Mesmo sem assistir a todos os jogos da Copa, é quase
impossível não tomar ciência de seus resultados, dos times que merecem as
preferencias dos que curtem futebol, daqueles que são temidos, mas respeitados,
e assim por diante. O Uruguai, ao contrário da Argentina, desfruta a simpatia
do povo brasileiro, que em sua grande maioria, torceu para que no segundo jogo
desta equipe na Copa, e após sofrer uma derrota no primeiro, eles conseguissem
ganhar, o que significaria eliminar a equipe da Inglaterra para não ser
eliminado. Foi o que aconteceu, com dois gols marcados por seu artilheiro Luis
Suárez. As manchetes das mídias reproduziram muitas vezes as cenas de suas
celebrações dos gols. No primeiro, ele corria gritando, punhos cerrados, olhar raivoso
a cobrar de todos o reconhecimento por seu esforço e a glória da vingança. No
segundo, após repetir os mesmos gestos correndo em direção à torcida e
encarando as câmeras de TV, ele sucumbiu à emoção e chorou. Nas entrevistas que
concedeu no pós-jogo, parecia-lhe ser importante manifestar seu ressentimento
com a imprensa em geral. Alguns que o conheciam pela atuação nos times europeus
já sabiam de seu passado de “mordedor”, apelido cunhado graças às duas mordidas
que dera em jogadores adversários quando jogava para um time da Holanda e
alguns anos depois para um time da Inglaterra, ao qual ainda pertence. Nas duas
vezes havia sofrido punições das Federações de Futebol destes países, ficando
fora de alguns jogos. Se este passado assombrava sua convocação para a Copa,
Suárez ainda teve que passar por um teste final, uma recente cirurgia no joelho
que ameaçava deixa-lo de fora. Por isso seu “grito” de gol tinha um sabor de
superação, de volta por cima. Eis que no jogo contra a Itália, cujo resultado
valeu a classificação de seu time para as oitavas de final, Suárez “morde” o
jogador italiano Chiellini, é afastado dos jogos da Copa, punido com multa e
volta antecipadamente para o Uruguai, deixando sua equipe amargando não só o
infeliz episódio, mas a sua falta. Da consternação à indignação, com direito a
compaixão de alguns, a condenação sem piedade de outros e o assombramento pelo
ato agressivo e intempestivo, a imagem do Suárez “mordedor” se espalhou mundo a
fora, e foi ovacionada pelos chargistas, tanto os profissionais quanto aqueles
que se deliciaram em criar suas próprias charges nas redes sociais. Mas grande
parte da população procurava respostas ao ato que se repetia, fora de lógica,
já que o esperado seria que ele tivesse enterrado este passado para sempre,
diante dos prejuízos morais e profissionais que lhe causara. Como é possível?

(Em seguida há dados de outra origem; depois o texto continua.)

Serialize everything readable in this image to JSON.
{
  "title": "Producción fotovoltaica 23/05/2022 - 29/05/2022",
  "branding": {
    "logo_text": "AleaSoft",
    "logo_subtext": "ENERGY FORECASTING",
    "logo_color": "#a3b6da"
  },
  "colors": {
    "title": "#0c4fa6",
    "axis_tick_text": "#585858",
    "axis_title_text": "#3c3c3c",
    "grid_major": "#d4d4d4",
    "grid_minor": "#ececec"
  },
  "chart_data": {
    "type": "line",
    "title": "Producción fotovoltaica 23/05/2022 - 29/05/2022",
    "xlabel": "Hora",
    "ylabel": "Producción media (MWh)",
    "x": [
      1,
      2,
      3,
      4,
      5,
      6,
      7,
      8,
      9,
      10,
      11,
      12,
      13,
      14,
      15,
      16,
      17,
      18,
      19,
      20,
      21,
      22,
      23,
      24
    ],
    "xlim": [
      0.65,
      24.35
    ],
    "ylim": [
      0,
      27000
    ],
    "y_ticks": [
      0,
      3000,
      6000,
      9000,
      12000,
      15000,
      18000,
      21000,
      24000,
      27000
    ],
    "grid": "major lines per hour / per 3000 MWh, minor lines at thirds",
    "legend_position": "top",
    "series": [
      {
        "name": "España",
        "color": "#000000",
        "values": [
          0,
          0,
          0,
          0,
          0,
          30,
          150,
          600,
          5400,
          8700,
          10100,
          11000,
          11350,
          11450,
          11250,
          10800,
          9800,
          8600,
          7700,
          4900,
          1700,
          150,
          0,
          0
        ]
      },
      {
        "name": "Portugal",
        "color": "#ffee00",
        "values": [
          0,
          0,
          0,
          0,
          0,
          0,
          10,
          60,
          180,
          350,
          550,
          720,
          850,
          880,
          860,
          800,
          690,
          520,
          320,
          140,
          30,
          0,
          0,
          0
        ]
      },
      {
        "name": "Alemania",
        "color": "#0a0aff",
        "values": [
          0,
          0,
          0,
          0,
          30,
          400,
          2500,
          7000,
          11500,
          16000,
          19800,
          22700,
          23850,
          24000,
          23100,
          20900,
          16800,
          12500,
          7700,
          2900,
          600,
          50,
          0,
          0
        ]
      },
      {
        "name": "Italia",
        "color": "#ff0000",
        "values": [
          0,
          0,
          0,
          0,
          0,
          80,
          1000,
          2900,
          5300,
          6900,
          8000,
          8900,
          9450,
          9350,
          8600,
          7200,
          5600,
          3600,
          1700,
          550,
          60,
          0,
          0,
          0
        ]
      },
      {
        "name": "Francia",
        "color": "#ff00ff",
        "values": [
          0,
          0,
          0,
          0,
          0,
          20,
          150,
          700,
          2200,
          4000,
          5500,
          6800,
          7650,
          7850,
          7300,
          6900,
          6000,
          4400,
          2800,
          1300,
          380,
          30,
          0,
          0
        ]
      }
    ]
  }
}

Quem consegue explicar? Seria uma
espécie de loucura? O episódio ainda gerou debates e polêmicas que incluíam os
limites toleráveis de certas manifestações agressivas, comuns em partidas de
futebol. Algumas delas foram relembradas, como a cabeçada do jogador francês
Zidane em resposta a uma provocação maldosa de seu adversário italiano na Copa
de 2006, que redundou em sua expulsão e ajudou a Itália a conquistar o título
de campeã. Detalhe: Zidane não foi punido pela Fifa, o que parece colocar sua
infração a um nível mais suportável para todos. Sabemos que na sociedade
moderna a convivência entre as pessoas, matriz importante da manutenção da
“civilizaçao”, é mantida por pactos sociais que garantam minimamente os
direitos e a liberdade de cada um. A cada era em que a barbárie se impõe, como
nas guerras e outros conflitos, somos convocados a repensar a civilização, ou
seja, as normas que inventamos para sua manutenção. A grande maioria dos
Estados atuais é democrática, assim como suas instituições, mas precisam manter
sistemas de punições que sirvam como modelos e valores que representem as
expectativas que temos para a continuidade da vida social. Em geral o infrator
é aquele que quebra este contrato, sai do pacto social e volta ao estado de
natureza. Ao fazê-lo, ele provoca um sentimento de indignação em todos que às
duras penas mantêm este pacto, sentimento este que justifica o desejo de
punição pelo seu crime. Ele não merece proteção! Pelo leque de reações que
Suarez provocou, no entanto, podemos dizer que em nossa era, para além das
medidas e limites que as normas sociais impõem, admitimos que o mundo interno
de cada um seja tumultuado e possa ser muito desorganizador. A mordida é uma
reação bastante primitiva, muito utilizada pelos pequenos quando se sentem
ameaçados e com raiva, mas consensualmente rejeitada e reprimida por todos os
adultos desde cedo, na expectativa que eles se submetam ao processo civilizatório,
o que explica o estranhamento deste ato quando praticado por um adulto. No
entanto, se a punição da Fifa a Suárez foi considerada excessiva para muitos, é
bem provável que a pior parte de sua pena seja conviver com a vergonha e a
humilhação de não ter conseguido evitar tal comportamento e quem sabe participar
com a Celeste da conquista do campeonato mundial.